Le elezioni Usa 2012 appena concluse con la ri-elezione di Barack Obama hanno riempito e stanno riempiendo le pagine di ogni giornale, quotidiano, magazine online. E’ come è giusto che sia l’argomento del giorno, ma già da più giorni in rete e non solo è tutto un commentare, dichiarare, sostenere questo o quel candidato.

Ci sono stati attori e cantanti protagonisti di appassionati discorsi per sostenere l’uno o l’altro candidato, discorsi ed interventi più o meno brevi in sostegno di uno dei candidati alle Presidenziali.

In questi giorni però c’è stata anche un’altra voce, un po’ forse fuori dal coro e proprio per questo significativa. E’ quella del co-fondatore di Google, Sergey Brin, che ha dichiarato proprio ieri, alla viglia del voto Americano:

“Lo confesso, le elezioni di oggi mi terrorizzano. Non a causa di chi potrebbe vincere o perdere. Non perché in quanto californiano, il mio voto conterà 1/3 di un cittadino dell’Alaska (in realtà non conterà per niente – non sono in uno swing state). Non perché il mio voto per il Senato conterà 1/50 di un cittadino dell’Alaska. Ma perché al di là del risultato, il nostro governo sarà sempre un ricettacolo di partigianeria. È buffo, in quanto ogni volta che incontro i nostri rappresentanti eletti, essi sono regolarmente persone riflessive e ben intenzionate. Ma il 90% dei loro sforzi sembra concentrato su come darci dentro con l’altro schieramento. Quindi la mia preghiera ai vincitori – chiunque essi siano: per favore lasciate i vostri rispettivi schieramenti e governate in modo indipendente nel nome e nello spirito. È forse il più grande contributo che possiate dare alla nazione.”

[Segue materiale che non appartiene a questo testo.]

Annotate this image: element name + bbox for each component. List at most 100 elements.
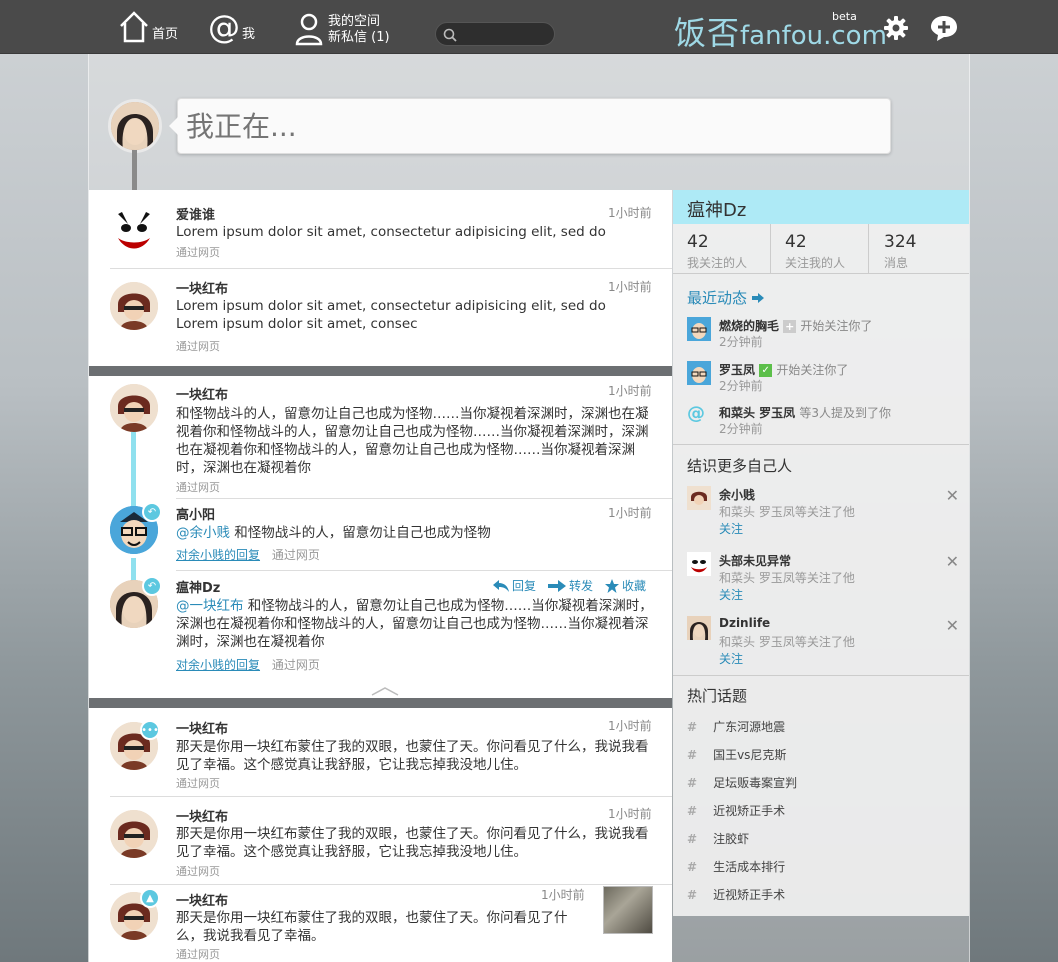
- topic-item[interactable]: # 足坛贩毒案宣判: [687, 774, 797, 791]
- reply-action[interactable]: 回复: [493, 577, 536, 594]
- compose-bubble-icon[interactable]: [930, 14, 958, 42]
- activity-user[interactable]: 燃烧的胸毛: [719, 319, 779, 333]
- topic-item[interactable]: # 近视矫正手术: [687, 802, 785, 819]
- my-avatar[interactable]: [108, 99, 162, 153]
- hot-topics-title: 热门话题: [687, 687, 748, 705]
- follow-link[interactable]: 关注: [719, 586, 743, 603]
- search-box[interactable]: [435, 22, 555, 46]
- post-time[interactable]: 1小时前: [608, 278, 652, 295]
- avatar[interactable]: [110, 208, 158, 256]
- hash-icon: #: [687, 860, 698, 874]
- avatar[interactable]: [687, 317, 711, 341]
- reply-meta: 对余小贱的回复 通过网页: [176, 546, 320, 563]
- post-via: 通过网页: [176, 481, 220, 494]
- suggestion-name[interactable]: Dzinlife: [719, 616, 770, 630]
- post-time[interactable]: 1小时前: [608, 805, 652, 822]
- avatar[interactable]: [110, 810, 158, 858]
- stat-followers[interactable]: 42 关注我的人: [771, 224, 869, 274]
- gear-icon[interactable]: [882, 14, 910, 42]
- timeline-post[interactable]: 爱谁谁 1小时前 Lorem ipsum dolor sit amet, con…: [89, 190, 672, 268]
- post-author[interactable]: 高小阳: [176, 504, 215, 523]
- topic-label: 广东河源地震: [713, 720, 786, 734]
- post-author[interactable]: 一块红布: [176, 384, 228, 403]
- mention-link[interactable]: @一块红布: [176, 598, 244, 614]
- topic-item[interactable]: # 国王vs尼克斯: [687, 746, 786, 763]
- follow-link[interactable]: 关注: [719, 650, 743, 667]
- nav-me[interactable]: @ 我: [208, 10, 255, 44]
- avatar[interactable]: [687, 616, 711, 640]
- nav-home[interactable]: 首页: [118, 10, 178, 44]
- avatar[interactable]: [110, 384, 158, 432]
- mention-link[interactable]: @余小贱: [176, 525, 230, 541]
- activity-time: 2分钟前: [719, 422, 763, 436]
- recent-activity-title[interactable]: 最近动态: [687, 287, 764, 308]
- composer-stem: [132, 150, 137, 190]
- thread-main-post[interactable]: 一块红布 1小时前 和怪物战斗的人，留意勿让自己也成为怪物……当你凝视着深渊时，…: [89, 376, 672, 498]
- post-author[interactable]: 爱谁谁: [176, 204, 215, 223]
- post-author[interactable]: 瘟神Dz: [176, 577, 220, 596]
- hash-icon: #: [687, 776, 698, 790]
- timeline-post[interactable]: 一块红布 1小时前 那天是你用一块红布蒙住了我的双眼，也蒙住了天。你问看见了什么…: [89, 796, 672, 884]
- post-time[interactable]: 1小时前: [608, 204, 652, 221]
- reply-to-link[interactable]: 对余小贱的回复: [176, 548, 260, 562]
- timeline: 爱谁谁 1小时前 Lorem ipsum dolor sit amet, con…: [89, 190, 672, 962]
- topic-item[interactable]: # 生活成本排行: [687, 858, 785, 875]
- avatar[interactable]: [687, 361, 711, 385]
- collapse-chevron-icon[interactable]: [371, 686, 399, 696]
- post-author[interactable]: 一块红布: [176, 890, 228, 909]
- post-author[interactable]: 一块红布: [176, 806, 228, 825]
- follow-link[interactable]: 关注: [719, 520, 743, 537]
- fanfou-logo[interactable]: 饭否fanfou.com beta: [674, 8, 887, 54]
- status-composer[interactable]: [169, 98, 891, 154]
- dismiss-close-icon[interactable]: ✕: [946, 552, 959, 571]
- post-time[interactable]: 1小时前: [608, 382, 652, 399]
- timeline-post[interactable]: 一块红布 1小时前 Lorem ipsum dolor sit amet, co…: [89, 268, 672, 366]
- activity-user[interactable]: 罗玉凤: [719, 363, 755, 377]
- stat-label: 消息: [884, 256, 909, 270]
- nav-space[interactable]: 我的空间 新私信 (1): [294, 10, 390, 46]
- thread-reply[interactable]: ↶ 高小阳 1小时前 @余小贱 和怪物战斗的人，留意勿让自己也成为怪物 对余小贱…: [89, 498, 672, 570]
- topic-item[interactable]: # 近视矫正手术: [687, 886, 785, 903]
- repost-label: 转发: [569, 579, 594, 593]
- post-text: @余小贱 和怪物战斗的人，留意勿让自己也成为怪物: [176, 524, 654, 542]
- sidebar-username[interactable]: 瘟神Dz: [687, 196, 746, 222]
- stat-number: 324: [884, 232, 917, 252]
- dismiss-close-icon[interactable]: ✕: [946, 486, 959, 505]
- stat-label: 关注我的人: [785, 256, 846, 270]
- reply-to-link[interactable]: 对余小贱的回复: [176, 658, 260, 672]
- suggestion-name[interactable]: 余小贱: [719, 486, 755, 503]
- repost-action[interactable]: 转发: [548, 577, 593, 594]
- arrow-right-icon: [751, 293, 764, 303]
- thread-reply[interactable]: ↶ 瘟神Dz 回复 转发 收藏 @一块红布 和怪物战斗的人，留意勿让自己也成为怪…: [89, 570, 672, 680]
- avatar[interactable]: [110, 282, 158, 330]
- post-time[interactable]: 1小时前: [608, 504, 652, 521]
- post-time[interactable]: 1小时前: [541, 886, 585, 903]
- avatar[interactable]: [687, 486, 711, 510]
- photo-badge-icon: ▲: [140, 888, 160, 908]
- avatar[interactable]: [687, 552, 711, 576]
- stat-messages[interactable]: 324 消息: [870, 224, 968, 274]
- plus-icon: +: [783, 320, 797, 333]
- timeline-post[interactable]: ▲ 一块红布 1小时前 那天是你用一块红布蒙住了我的双眼，也蒙住了天。你问看见了…: [89, 884, 672, 962]
- topic-item[interactable]: # 广东河源地震: [687, 718, 785, 735]
- post-author[interactable]: 一块红布: [176, 278, 228, 297]
- search-input[interactable]: [460, 25, 550, 43]
- timeline-post[interactable]: ••• 一块红布 1小时前 那天是你用一块红布蒙住了我的双眼，也蒙住了天。你问看…: [89, 708, 672, 796]
- reply-meta: 对余小贱的回复 通过网页: [176, 656, 320, 673]
- post-text: @一块红布 和怪物战斗的人，留意勿让自己也成为怪物……当你凝视着深渊时，深渊也在…: [176, 597, 654, 651]
- activity-text: 燃烧的胸毛 + 开始关注你了: [719, 317, 872, 334]
- stat-following[interactable]: 42 我关注的人: [673, 224, 771, 274]
- favorite-action[interactable]: 收藏: [605, 577, 646, 594]
- topic-item[interactable]: # 注胶虾: [687, 830, 749, 847]
- top-bar: 首页 @ 我 我的空间 新私信 (1) 饭否fanfou.com beta: [0, 0, 1058, 54]
- my-space-link[interactable]: 我的空间: [328, 14, 390, 30]
- post-photo-thumbnail[interactable]: [603, 886, 653, 934]
- post-time[interactable]: 1小时前: [608, 717, 652, 734]
- post-author[interactable]: 一块红布: [176, 718, 228, 737]
- post-text-body: 和怪物战斗的人，留意勿让自己也成为怪物……当你凝视着深渊时，深渊也在凝视着你和怪…: [176, 598, 653, 650]
- dismiss-close-icon[interactable]: ✕: [946, 616, 959, 635]
- new-messages-link[interactable]: 新私信 (1): [328, 30, 390, 46]
- activity-user[interactable]: 和菜头 罗玉凤: [719, 406, 795, 420]
- status-input[interactable]: [178, 99, 890, 153]
- suggestion-name[interactable]: 头部未见异常: [719, 552, 791, 569]
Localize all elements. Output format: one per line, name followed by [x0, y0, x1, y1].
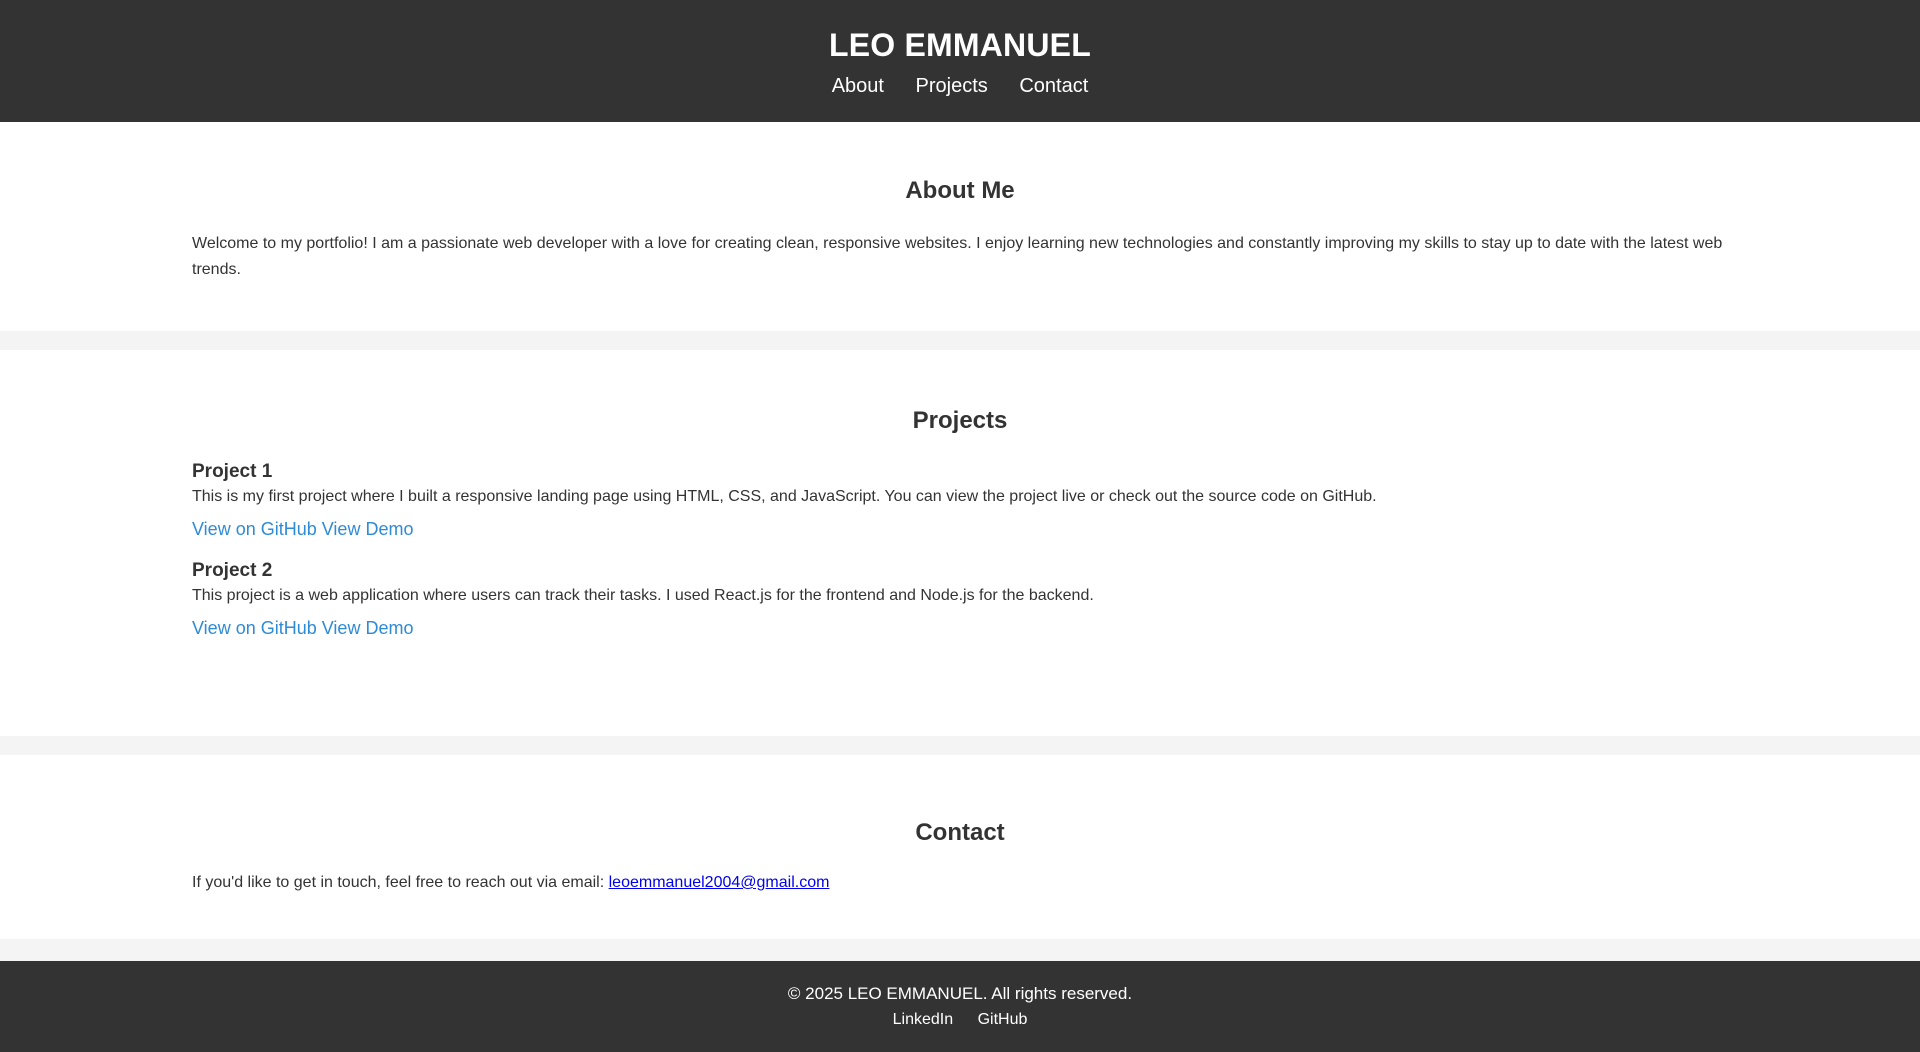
about-heading: About Me	[905, 177, 1015, 204]
project-description: This is my first project where I built a…	[192, 488, 1377, 505]
contact-text: If you'd like to get in touch, feel free…	[192, 870, 1728, 896]
site-title: LEO EMMANUEL	[829, 27, 1091, 63]
about-section: About Me Welcome to my portfolio! I am a…	[0, 122, 1920, 331]
footer-link-github[interactable]: GitHub	[978, 1011, 1028, 1028]
projects-section: Projects Project 1 This is my first proj…	[0, 350, 1920, 736]
projects-heading: Projects	[912, 407, 1008, 434]
nav-link-contact[interactable]: Contact	[1019, 75, 1088, 97]
email-link[interactable]: leoemmanuel2004@gmail.com	[609, 874, 830, 891]
project-card-2: Project 2 This project is a web applicat…	[192, 559, 1728, 639]
project-links: View on GitHub View Demo	[192, 518, 1728, 540]
site-footer: © 2025 LEO EMMANUEL. All rights reserved…	[0, 961, 1920, 1052]
project-2-github-link[interactable]: View on GitHub	[192, 618, 317, 638]
contact-section: Contact If you'd like to get in touch, f…	[0, 755, 1920, 939]
copyright-text: © 2025 LEO EMMANUEL. All rights reserved…	[787, 984, 1133, 1003]
main-nav: About Projects Contact	[0, 74, 1920, 98]
contact-intro: If you'd like to get in touch, feel free…	[192, 874, 605, 891]
footer-link-linkedin[interactable]: LinkedIn	[893, 1011, 954, 1028]
project-1-github-link[interactable]: View on GitHub	[192, 519, 317, 539]
about-text: Welcome to my portfolio! I am a passiona…	[192, 235, 1723, 278]
project-description: This project is a web application where …	[192, 587, 1094, 604]
project-links: View on GitHub View Demo	[192, 617, 1728, 639]
project-card-1: Project 1 This is my first project where…	[192, 460, 1728, 540]
social-links: LinkedIn GitHub	[0, 1009, 1920, 1031]
contact-heading: Contact	[915, 819, 1005, 846]
site-header: LEO EMMANUEL About Projects Contact	[0, 0, 1920, 122]
nav-link-about[interactable]: About	[832, 75, 884, 97]
project-title: Project 2	[192, 560, 273, 581]
project-1-demo-link[interactable]: View Demo	[322, 519, 414, 539]
project-title: Project 1	[192, 461, 273, 482]
project-2-demo-link[interactable]: View Demo	[322, 618, 414, 638]
nav-link-projects[interactable]: Projects	[916, 75, 988, 97]
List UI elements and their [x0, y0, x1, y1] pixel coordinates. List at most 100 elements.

Uno dei rari casi (forse c’è solo un precedente) in cui qualcuno in Google si espone in modo così netto non tanto nei confronti di un candidato e/o dell’elettorato, ma andando oltre e chiedendo un atteggiamento al futuro vincitore di indipendenza, al di là degli schieramenti politici. Un modo per criticare l’approccio della politica verso la Silicon Valley ed in generale verso le aziende high tech. Cosa succederà adesso che una delle aziende più importanti ed influenti al mondo si è esposta così tanto? Cambieranno alcune norme in favore della Silicon Valley o tutto resterà come prima?